You will also have to read and re‑read the selections.  Include the material you plan to talk about, and any necessary background information.  Only rarely will that mean you include every word of the original.  If, for example, a law review article or another judicial opinion discusses a major case, choose one - the major case itself or the synopsis - not both. If an article has a long dissertation on a tangentially relevant matter, leave it out, or, if you really need it to illuminate other parts of the article, summarize it.  And so on.   You will also provide cross‑references using page numbers to aid the busy reader.  Think. Read. Think Again.  Read Again.

I expect you to take the time to put your readings into useful shape.  Clients, supervising attorneys, judges, venture capitalists and legislative committees expect you to present your work in a way that shows respect for them and their busy schedules, and takes due account of their possible lack of interest or intelligence.  So do I.  (But as to the audience's lacks, please promise right now NEVER to acknowledge them by saying "I know this is boring" or "I know this is very complicated."  Instead make it your business to MAKE it interesting and MAKE it understandable.)  

Proposed Questions

By the deadline for your final packet, you must also separately e-mail me 2 or 3 proposed questions you would like the class to answer for their weekly comment on your packet.  (Often your questions will include page cross-references, so even if you write the content in advance, you may not be ready to send them to me until your final pagination is known.)  I will, needless to say, edit your questions before assigning them to the class, sometimes substituting my own, but more often revising yours.

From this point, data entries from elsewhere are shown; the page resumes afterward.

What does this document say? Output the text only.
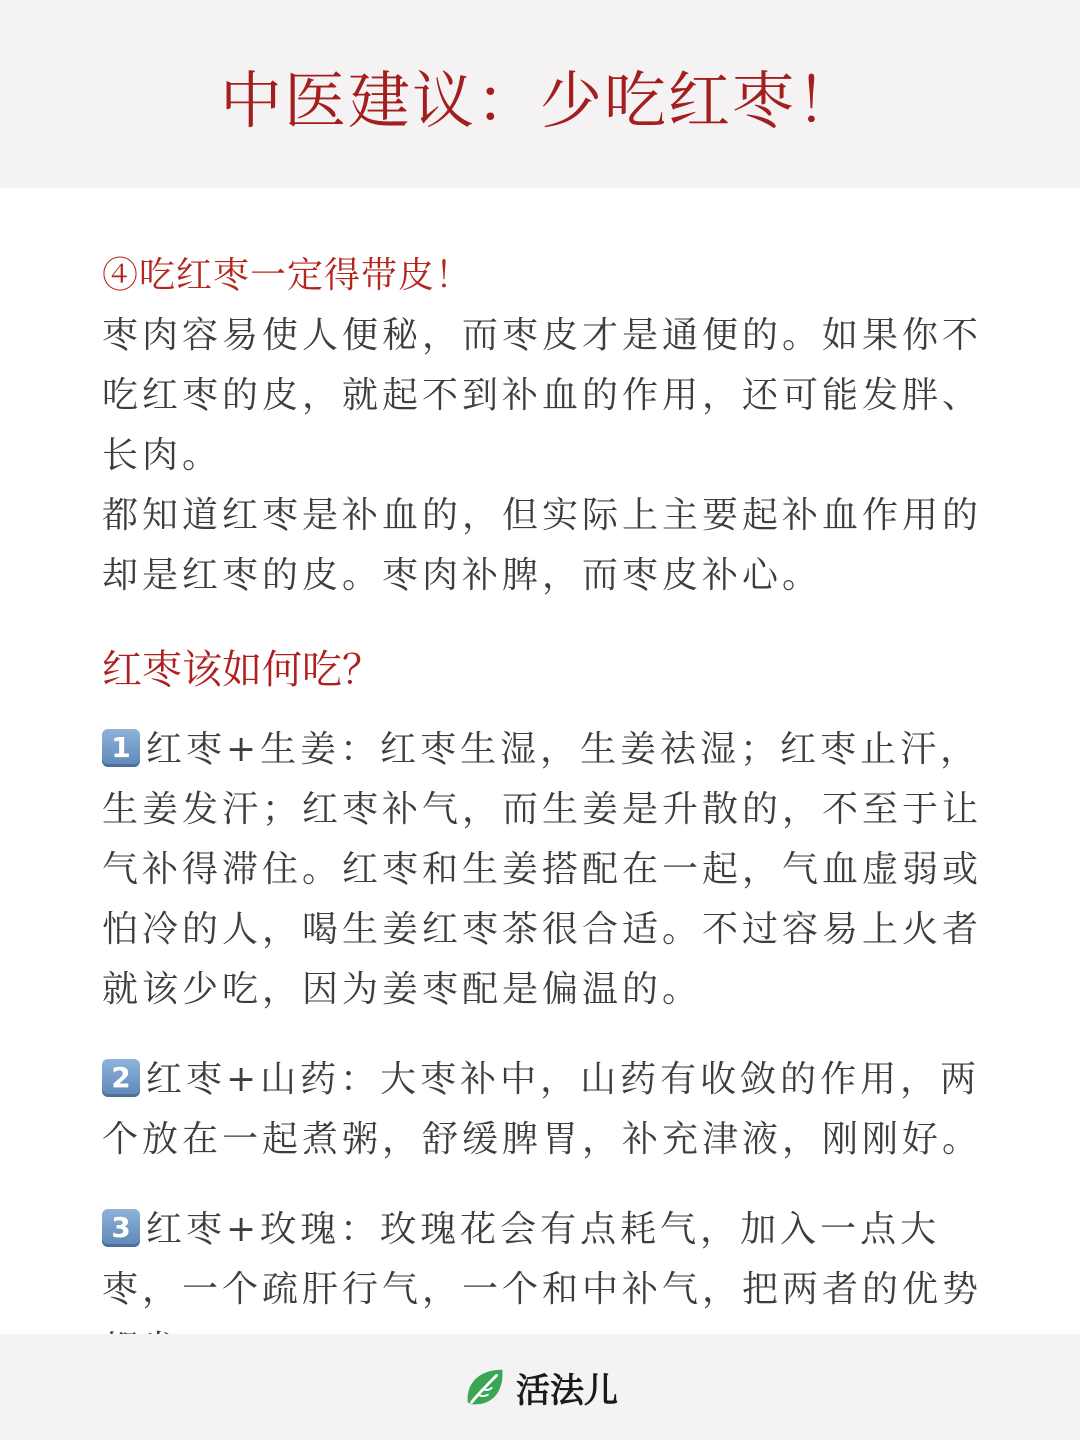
中医建议：少吃红枣！
④吃红枣一定得带皮！
枣肉容易使人便秘，而枣皮才是通便的。如果你不吃红枣的皮，就起不到补血的作用，还可能发胖、长肉。
都知道红枣是补血的，但实际上主要起补血作用的却是红枣的皮。枣肉补脾，而枣皮补心。
红枣该如何吃？
1 红枣+生姜：红枣生湿，生姜祛湿；红枣止汗，生姜发汗；红枣补气，而生姜是升散的，不至于让气补得滞住。红枣和生姜搭配在一起，气血虚弱或怕冷的人，喝生姜红枣茶很合适。不过容易上火者就该少吃，因为姜枣配是偏温的。
2 红枣+山药：大枣补中，山药有收敛的作用，两个放在一起煮粥，舒缓脾胃，补充津液，刚刚好。
3 红枣+玫瑰：玫瑰花会有点耗气，加入一点大枣，一个疏肝行气，一个和中补气，把两者的优势
活法儿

       You will be asked to critique the readings of one student and the talk of another.  Your comments will be relayed to the person you criticize.  I will assign the dates of the critiques, but you can swap among yourselves, as long as you tell me beforehand.
       Your critique should identify three "roses" and three "thorns" in the other students' work.  Try to vary the level of focus, concentrating on the forest as well as the trees.  We will discuss this (and perhaps dispense with botanical analogies) in greater detail in class.
       Your comments should be substantive:  this is your chance to demonstrate the kind of feedback you wish(ed) to receive at school and work. 

           1.  Weekly Comment ‑ initial comment e‑mailed/posted by Monday [time to be decided democratically];  comment^2 emailed by noon before class. 
        Frequency: every week, except for the first week, and the week you opt to state that you are taking your one-time exemption.
        Recipients: advpatseminar05.
           2.  Topic and Date Selection ‑
10/19 by 5 pm.

           3.  Your Packet
                  A.  Draft for my review ‑ week X-3, Tuesday at noon.
                  B.  Final for posting - week X-1, noon Thursday.

            4.  Proposed Questions on your Readings:  same time as your final packet.

            5.  Critique of someone else's readings or someone else's talk:  by noon the week of or after the talk, respectively.
            Readings:  me only.  I forward it to the speaker after the talk.
            Talks: both me and the speaker.